Analyse
La Grèce fait plier les Bourses il y a 2 ans - lundi 6 juillet 2015

Malgré tout, le rendement entre le 01/01/2015 et le 30/06 s’élevait encore à un enviable 12,2 %.

Au référendum, c’est le NON aux mesures exigées par les créanciers ( et recommandé par le Premier ministre grec), qui l’a remporté. Les négociations vont vraisemblablement reprendre. Mais sur quelles bases ? Dans quels délais ?

 

Les valorisations boursières restent élevées mais pas excessives. Nous évitons toujours les Bourses de la zone euro, mais conseillons toujours une stratégie qui surpondère les actions. Certes, les taux en euro pourraient encore monter, au fur et à mesure que l’intervention de la BCE approchera de sa fin (septembre 2016). Mais sans doute pas au-delà des 2 à 2,5 % ! La croissance en Europe restera faible et l’inflation contenue ne poussera pas la BCE à remonter ses taux directeurs.

 

La crise grecque et l’euro

La crise grecque a atteint son paroxysme le 27 juin, avec la rupture des négociations et l’annonce d’un référendum sur le plan proposé par les bailleurs de fonds. Tout a été fait pour que la question posée soit perçue comme un choix sur l’appartenance à la zone euro. Pourtant, sur le marché des changes, l’euro est resté stable face au dollar en juin. Il a oscillé autour de 1,12 USD, débutant à 1,09 USD, culminant à 1,14 USD le 18 juin et terminant à 1,11 USD. Cette stabilité a prévalu face au billet vert, mais aussi face au yen, au franc suisse, à la livre sterling et la couronne suédoise. Cette résistance de l’euro a une double origine. D’une part, même le scénario d’une sortie de la Grèce de la zone euro n’effraie plus les investisseurs. D’autre part, certaines autorités ont œuvré pour éviter une hausse de leur devise face à l’euro. C’est le cas de la banque nationale suisse et de la banque centrale suédoise.

 

Sur le marché obligataire, les répercussions ont été limitées.
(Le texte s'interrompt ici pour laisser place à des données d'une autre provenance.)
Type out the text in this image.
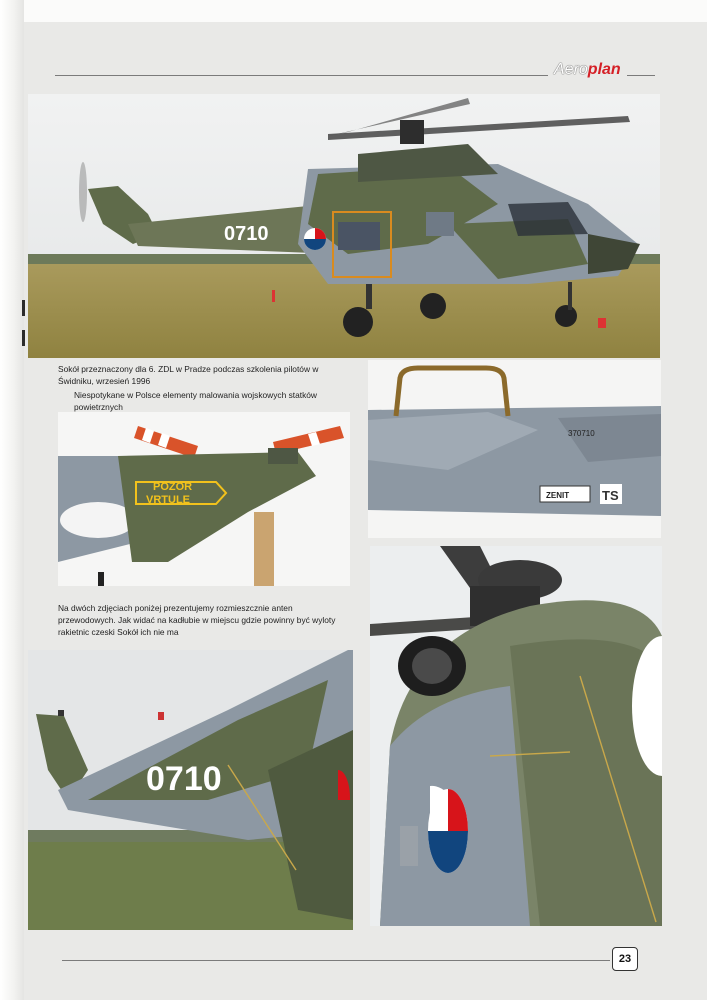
Aeroplan
0710

Sokół przeznaczony dla 6. ZDL w Pradze podczas szkolenia pilotów w Świdniku, wrzesień 1996

Niespotykane w Polsce elementy malowania wojskowych statków powietrznych

POZOR
VRTULE
370710
ZENIT	TS

Na dwóch zdjęciach poniżej prezentujemy rozmieszcznie anten przewodowych. Jak widać na kadłubie w miejscu gdzie powinny być wyloty rakietnic czeski Sokół ich nie ma

0710
23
La hausse des taux européens, entamée en avril, s’est poursuivie. Mais fin juin, le clash entre la Grèce et ses créanciers a créé des tensions dont ont profité les obligations allemandes. Le différentiel de taux entre l’Allemagne et le reste de la zone euro a donc un peu augmenté.

 

La crise grecque et les Bourses

Les négociations, avortées dans un premier temps, ont eu raison des Bourses mondiales en juin. Hésitantes depuis mi-avril face à la remontée des taux, les Bourses, plombées par le rebond de l’euro, affichaient déjà un recul de 1,9 % à la veille du dernier week-end de juin. Mais au final, après l’annonce du référendum, le recul pour l’investisseur en euro s’est élevé à 3,8 % en juin. Le grand krach redouté par certains suite au défaut de paiement officialisé à l’égard du FMI ne s’est toutefois pas produit. Quelle que soit l’issue du scénario, la situation économique et politique de la Grèce pourrait devenir plus problématique encore, mais le risque de contagion nous paraît limité. D’abord, la Grèce représente moins de 2 % du PIB de la zone euro. Son poids économique ne saurait donc affecter le timide rebond économique européen. Ensuite, si les Etats-membres restent exposés à la dette grecque, depuis 2010, les banques européennes ont divisé par six leur exposition. Même s’il est difficile d’estimer les implications d’une aggravation de la crise, on peut affirmer que les « courroies de transmission » sont coupées. Enfin, la BCE dispose maintenant du Mécanisme européen de stabilité, qui lui permet d’acheter de la dette souveraine et contenir toute envolée des taux dans le cas d’un début de contagion.